But pace of poverty eradication quicker in the three years to 2011-12
A new panel has found that 29.5 per cent of India's population was poor in 2011-12 against just 21.9 per cent estimated under the previous methodology which had drawn sharp criticism from various quarters. In absolute terms, 363 million people were below the poverty line that year, higher by about 93 million over 269.8 million estimated earlier.
However, the poverty rate - the number of poor as a proportion of the population - came down swifter in the new estimates prepared by the panel headed by former Prime Minister's Economic Advisory Council chairman C Rangarajan than calculated earlier on the Suresh Tendulkar methodology.
The Rangarajan panel recently submitted its report to the government.
A greater number of people were classified under poverty in 2011-12 as the Rangarajan committee raised the poverty line compared to that fixed earlier, officials said. The Rangarajan panel says anyone spending up to Rs 47 a day in urban areas and Rs 32 in villages would be considered poor as of 2011-12. The Suresh Tendulkar methodology had pegged these levels at Rs 33 in urban areas and Rs 27 in villages.

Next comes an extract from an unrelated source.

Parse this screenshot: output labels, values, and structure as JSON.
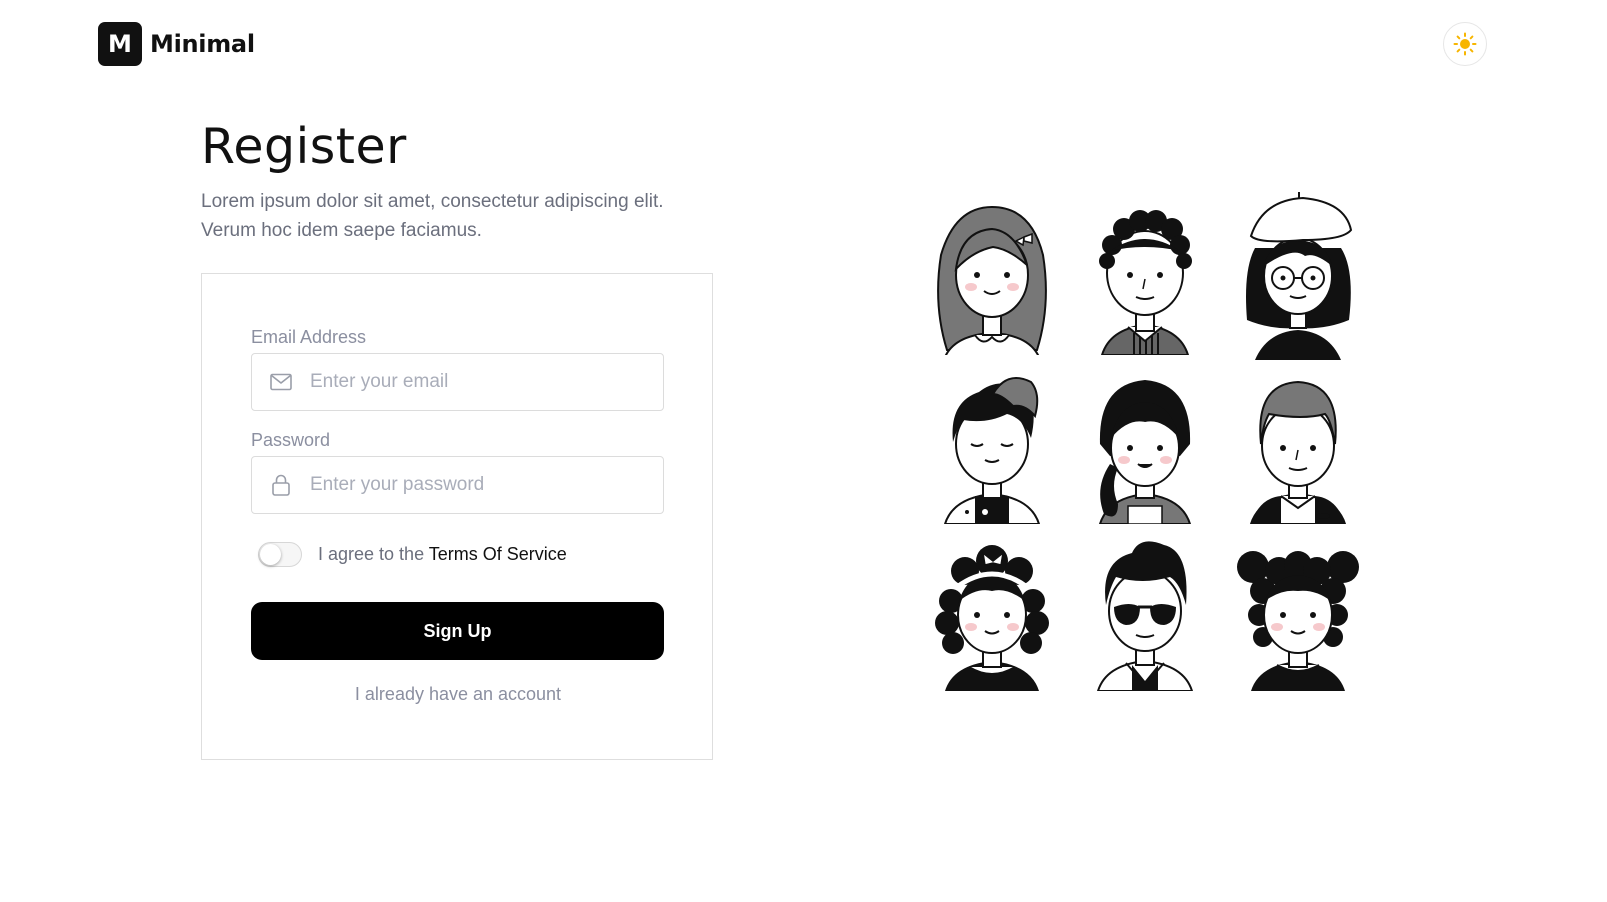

By either method, poverty was reduced during 2009-10 to 2011-12 (the first three years of the second UPA government).
For 2009-10, the Suresh Tendulkar methodology had pegged the poverty line at Rs 22 in villages and Rs 29 in urban areas. These were raised to Rs 27 and Rs 40, respectively, by the Rangarajan committee.
As many as 91.6 million people were lifted out of poverty, according to the Rangarajan panel report, during the period as there were 454.6 million poor in 2009-10. The estimation based on the Suresh Tendulkar methodology had earlier shown that 84.9 million people came out of poverty since the number of poor stood at 354.7 million in 2009-10. The poverty rate fell by 8.7 percentage points in this period under the Rangarajan formula against a 7.9 percentage point fall under the Tendulkar methodology.
This was also the point made by the previous regime - that whichever methodology one looked at, poverty was reduced during its rule - highlighting that its welfare schemes such as NREGS worked. However, officials did not give comparative figures to assess if the poverty rate declined faster under the UPA or the earlier NDA regime. The pattern is the same for rural and urban India, but the Rangarajan panel shows poverty was much underestimated in urban areas previously.